Let $\left\lbrace f_{n} \right\rbrace$ be a sequence of bounded functions that converges uniformly to a bounded function $f$. I need to prove that: $$ \lim_{n\rightarrow \infty}\overline{\int_{a}^{b}}f_{n}(x)dx = \overline{\int_{a}^{b}}f(x)dx. $$
So far I have that, by uniform convergence and boundedness, given $\epsilon>0, \exists M\in\mathbb{R}$ s.t. $\forall n\geq M, \left| f_{n}(x) - f(x) \right| < \epsilon.$
Thus I know that $f_{n}(x)$ and $f(x)$ can be made arbitrarily close, such that all I need to do is force $f(x)$ to be within $\epsilon$ of "something else," and then force "something else" to be within $\epsilon$ of $\overline{\int_{a}^{b}}f(x)dx$.

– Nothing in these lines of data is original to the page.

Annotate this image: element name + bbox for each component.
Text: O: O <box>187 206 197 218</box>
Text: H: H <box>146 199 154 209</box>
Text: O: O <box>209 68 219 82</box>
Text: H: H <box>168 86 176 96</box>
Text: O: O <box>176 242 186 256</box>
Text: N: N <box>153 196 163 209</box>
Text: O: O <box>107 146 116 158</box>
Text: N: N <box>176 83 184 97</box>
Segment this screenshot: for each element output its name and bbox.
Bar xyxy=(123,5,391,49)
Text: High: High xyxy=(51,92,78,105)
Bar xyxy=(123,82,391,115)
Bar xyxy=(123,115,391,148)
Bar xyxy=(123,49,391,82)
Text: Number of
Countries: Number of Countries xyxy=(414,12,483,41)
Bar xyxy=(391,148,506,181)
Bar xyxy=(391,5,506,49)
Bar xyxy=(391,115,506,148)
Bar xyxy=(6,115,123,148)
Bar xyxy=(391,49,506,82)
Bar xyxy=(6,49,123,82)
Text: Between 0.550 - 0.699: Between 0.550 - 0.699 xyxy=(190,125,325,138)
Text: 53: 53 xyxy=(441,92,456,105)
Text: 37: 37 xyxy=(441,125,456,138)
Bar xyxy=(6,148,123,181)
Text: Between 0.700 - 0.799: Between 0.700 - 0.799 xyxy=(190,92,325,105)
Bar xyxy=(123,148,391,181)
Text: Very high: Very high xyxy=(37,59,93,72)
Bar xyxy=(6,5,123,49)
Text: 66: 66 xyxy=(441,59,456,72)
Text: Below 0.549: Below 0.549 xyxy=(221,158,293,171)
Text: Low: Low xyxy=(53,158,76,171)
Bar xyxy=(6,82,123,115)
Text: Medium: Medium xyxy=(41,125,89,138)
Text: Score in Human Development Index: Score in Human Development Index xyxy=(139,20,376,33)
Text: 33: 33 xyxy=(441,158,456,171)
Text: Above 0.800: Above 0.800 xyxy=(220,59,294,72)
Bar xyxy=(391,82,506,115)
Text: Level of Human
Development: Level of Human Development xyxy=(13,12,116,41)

I'm stuck on finding that "something else," though I suspect this is a typical $\frac{\epsilon}{C}$ argument using the triangle inequality.
Thanks for any hints.
For every $\varepsilon>0$, there exists an $n_0$, such that $n\ge n_0,$ implies that $|f_n(x)-f(x)|<\varepsilon$, for all $x\in [a,b]$ and $n\ge n_0$. Thus $$ f(x)-\varepsilon<f_n(x)<f(x)+\varepsilon, \tag{1} $$ for all $x\in [a,b]$ and $n\ge n_0$. Take now an arbitrary partition $P=\{a=t_0<\cdots< t_n=b\}$ of $[a,b]$. Then $(1)$ implies that $$ \sup_{x\in[t_{i-i},t_i]} f(x)-\varepsilon \le \sup_{x\in[t_{i-i},t_i]} f_n(x) \le \sup_{x\in[t_{i-i},t_i]} f(x)+\varepsilon $$ and thus \begin{align} \sum_{i=1}^n(t_i\!-\!t_{i-1})\!\!\sup_{x\in[t_{i-i},t_i]} \!f(x)\!-\!\varepsilon(b\!-\!a) \le \sum_{i=1}^n(t_i\!-\!t_{i-1})\!\!\sup_{x\in[t_{i-i},t_i]} \!f_n(x) \le \sum_{i=1}^n(t_i\!-\!t_{i-1})\!\!\sup_{x\in[t_{i-i},t_i]} \!f(x)+\varepsilon(b\!-\!a), \end{align} or $$ U(f,P)-\varepsilon(b-a)\le U(f_n,P)\le U(f,P)+\varepsilon(b-a), $$ and after that you know what to do.